Mechanisms of mineralocorticoid receptor-mediated cardiac fibrosis and vascular inflammation.

PURPOSE OF REVIEW

This review addresses the growing area of cardiovascular mineralocorticoid responses and highlights recent work investigating the underlying mechanisms that regulate mineralocorticoid receptor activation and translate mineralocorticoid receptor signaling into cardiac inflammation and fibrosis.

RECENT FINDINGS

Mineralocorticoid receptor activation has been shown to regulate numerous pathways, including the plasminogen activation system and angiotensin II signaling pathways, which encompass both genomic and nongenomic responses. Mineralocorticoid receptor activation has been demonstrated to result in increased tissue oxidative stress and vascular inflammation, while recent studies provide evidence for changes in tissue oxidative stress, in turn regulating mineralocorticoid receptor activation by alternate ligands.

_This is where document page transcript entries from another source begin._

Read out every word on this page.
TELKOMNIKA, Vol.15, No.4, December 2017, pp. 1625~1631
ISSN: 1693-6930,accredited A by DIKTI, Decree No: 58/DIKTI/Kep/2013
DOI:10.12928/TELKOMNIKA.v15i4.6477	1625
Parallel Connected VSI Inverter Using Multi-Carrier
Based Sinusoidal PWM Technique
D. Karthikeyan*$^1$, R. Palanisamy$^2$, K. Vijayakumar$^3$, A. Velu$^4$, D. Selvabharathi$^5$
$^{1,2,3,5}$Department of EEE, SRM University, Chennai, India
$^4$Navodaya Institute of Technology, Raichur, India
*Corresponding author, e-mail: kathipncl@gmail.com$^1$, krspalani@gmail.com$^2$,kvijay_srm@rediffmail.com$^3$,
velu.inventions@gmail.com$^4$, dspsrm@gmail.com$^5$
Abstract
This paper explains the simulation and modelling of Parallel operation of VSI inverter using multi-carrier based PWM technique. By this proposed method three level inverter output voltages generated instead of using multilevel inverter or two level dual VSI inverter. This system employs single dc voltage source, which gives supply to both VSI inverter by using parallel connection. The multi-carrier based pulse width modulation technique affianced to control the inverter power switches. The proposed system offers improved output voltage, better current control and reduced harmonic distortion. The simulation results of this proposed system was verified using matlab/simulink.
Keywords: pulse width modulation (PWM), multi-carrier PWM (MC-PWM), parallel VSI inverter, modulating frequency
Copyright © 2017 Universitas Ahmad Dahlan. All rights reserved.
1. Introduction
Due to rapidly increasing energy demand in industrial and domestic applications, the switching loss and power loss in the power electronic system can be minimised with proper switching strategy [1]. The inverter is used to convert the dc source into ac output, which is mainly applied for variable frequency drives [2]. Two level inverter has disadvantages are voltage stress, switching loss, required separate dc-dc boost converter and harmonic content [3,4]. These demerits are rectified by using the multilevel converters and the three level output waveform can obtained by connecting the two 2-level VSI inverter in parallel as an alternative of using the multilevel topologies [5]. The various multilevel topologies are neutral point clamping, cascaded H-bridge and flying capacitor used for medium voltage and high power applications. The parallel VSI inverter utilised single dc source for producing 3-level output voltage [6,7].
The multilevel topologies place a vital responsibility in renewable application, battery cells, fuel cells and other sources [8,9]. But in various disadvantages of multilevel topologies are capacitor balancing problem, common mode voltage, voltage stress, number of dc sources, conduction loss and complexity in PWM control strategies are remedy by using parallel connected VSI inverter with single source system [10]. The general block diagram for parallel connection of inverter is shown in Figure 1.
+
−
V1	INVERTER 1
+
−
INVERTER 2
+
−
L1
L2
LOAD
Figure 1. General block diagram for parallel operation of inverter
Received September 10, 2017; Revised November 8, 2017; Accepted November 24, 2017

These studies suggest possible mechanisms for the protection afforded by mineralocorticoid receptor blockade in the RALES and EPHESUS trials where plasma aldosterone levels were low or normal.

SUMMARY

Experimental models of cardiac fibrosis and clinical observations have established mineralocorticoid receptor activation as a key player in the initiation and progression of cardiovascular disease. Studies over the last 12 months address the mechanisms underlying mineralocorticoid receptor-mediated vascular inflammation and cardiac fibrosis and focus on oxidative stress, inflammation and early tissue remodeling, and describe an increasing range of tissue signaling pathways and novel mechanisms of mineralocorticoid receptor activation that contribute to the pathology of cardiac fibrosis.